Marketing Professor Daniel Korschun, Ph.D., Presents CSR Webinar
Daniel Korschun, Ph.D., assistant professor of marketing at Drexel University's LeBow College of Business, and Madhu Viswanathan, associate professor of marketing at the College of Business at the University of Illinois, Urbana-Champaign, presented a webinar titled “The Stakeholder Approach in the Marketing Discipline” on September 3. This presentation was offered through the Aspen Institute Center for Business Education (Aspen CBE).
During the webinar, Korschun explained how companies are increasingly merging their corporate social responsibility (CSR) strategy with their corporate strategy. “Because CSR communicates the underlying values of the company, it is an ideal platform from which companies can speak to a diverse set of stakeholders on a level playing field,” Korschun says. “Thus, CSR can be a highly effective means of building and sustaining company-stakeholder relationships.”
“My talk was aimed at improving relationships that companies form with stakeholders; however, much of my current research examines how to break down psychological barriers that stakeholders have with other stakeholders,” Korschun explains. “For example, what can a company do to reduce conflict and increase cooperation between, say, investors and union members, or employees and customers?”
Korschun tries to keep his research as managerially oriented as possible. “The most obvious implication for executives is in how they develop their corporate strategy,” he says. “Most strategists today are very skilled at analyzing the ‘X’s and O’s’ of the market, but have a relatively poor understanding of stakeholder psychology.”
Korschun says that understanding stakeholder psychology is critically important because companies that incorporate this knowledge into their strategy can attract the most valuable customers, the most talented employees, and the most committed investors; those that don’t may have to settle for the leftovers.

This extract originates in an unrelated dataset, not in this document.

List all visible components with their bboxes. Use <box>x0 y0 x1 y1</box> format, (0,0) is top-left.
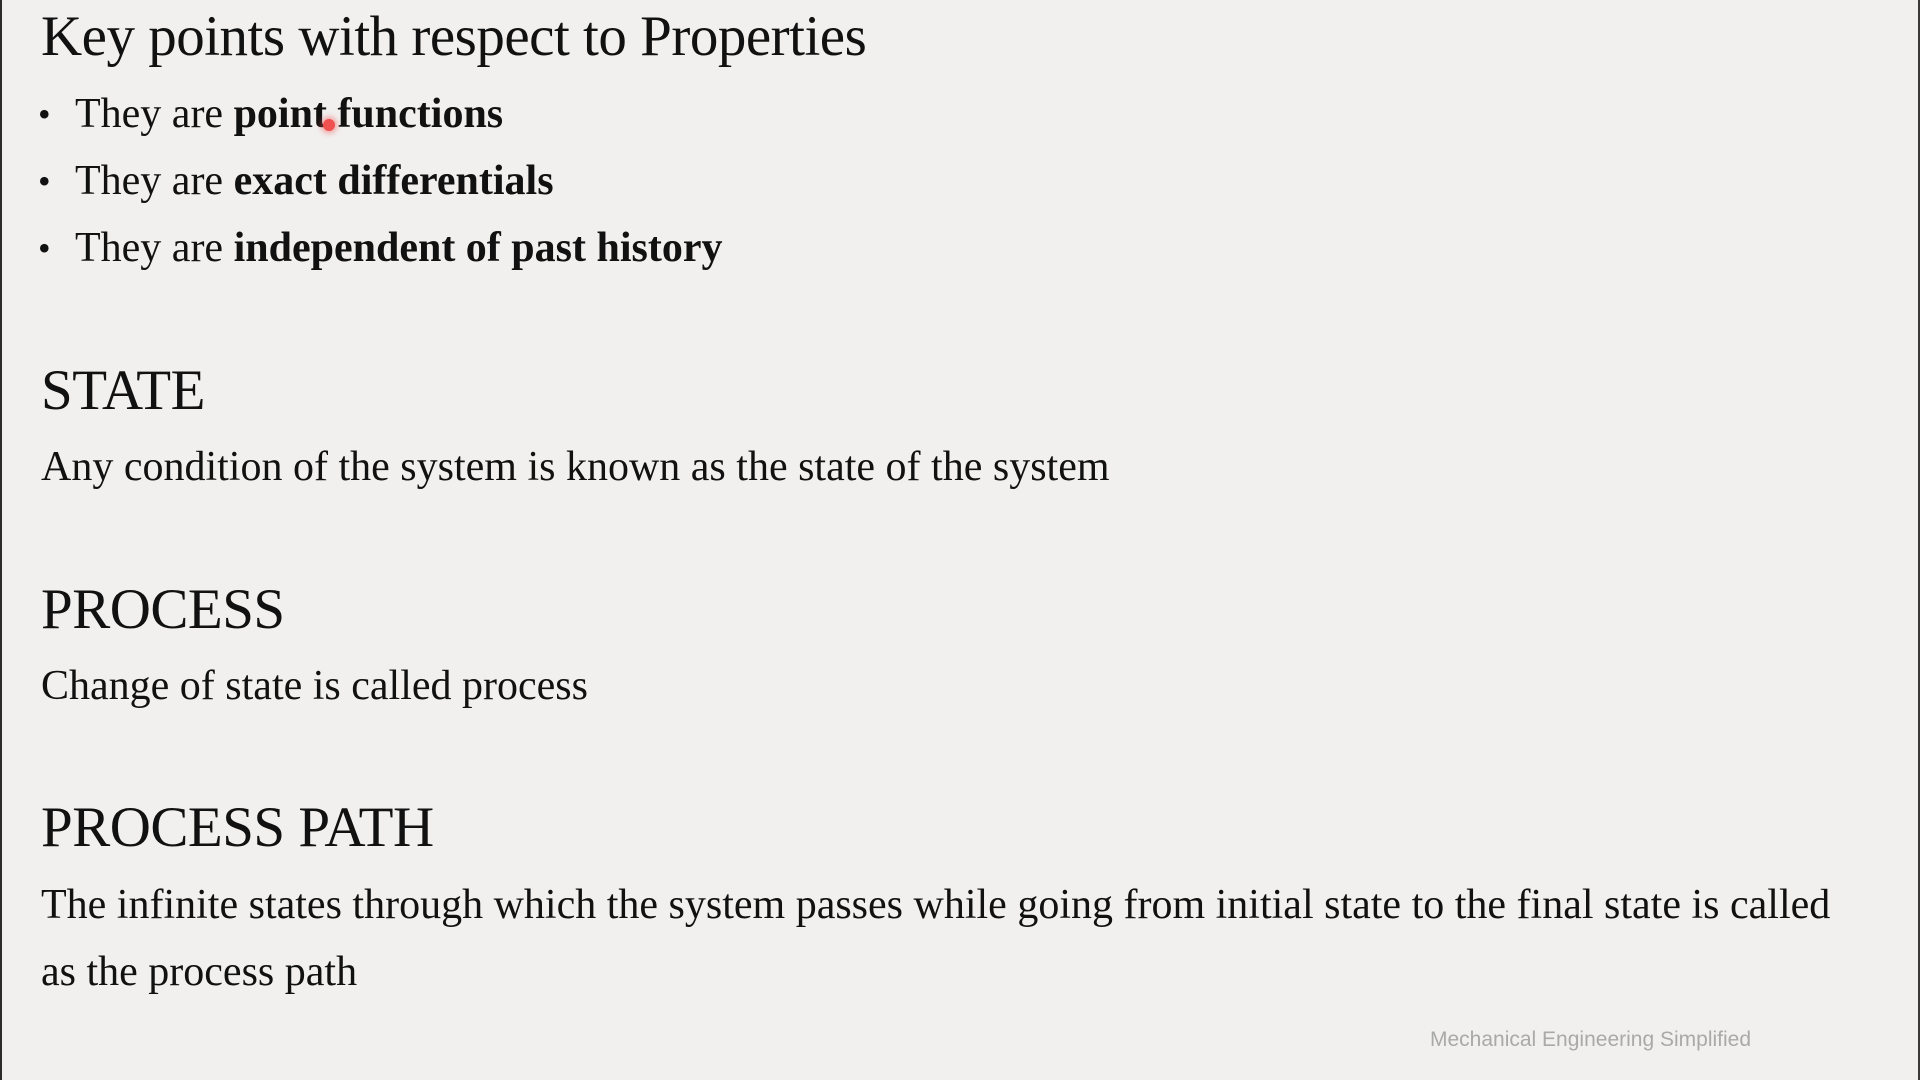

“My research provides a way to distinguish between stakeholders who have truly ‘signed-on’ to the corporate agenda and those who are just short-term opportunists,” he says.
Korschun became involved with the Aspen CBE through the Stakeholder Marketing Consortium, a series of invitation-only conferences that bring together experts from both the academic and practitioner worlds. He was also quoted in a piece Aspen CBE did on stakeholders and marketing.
“Aspen CBE is, in my view, the world leader in bringing ethical management to the forefront of research and practice,” Korschun says. “They are highly influential because they identify pressing issues related to ethical management, and then bring C-level managers and cutting-edge researchers together to solve these issues.”
Korschun says the feedback he received from the webinar was very positive, and the talk led to some interesting discussions on the importance of CSR.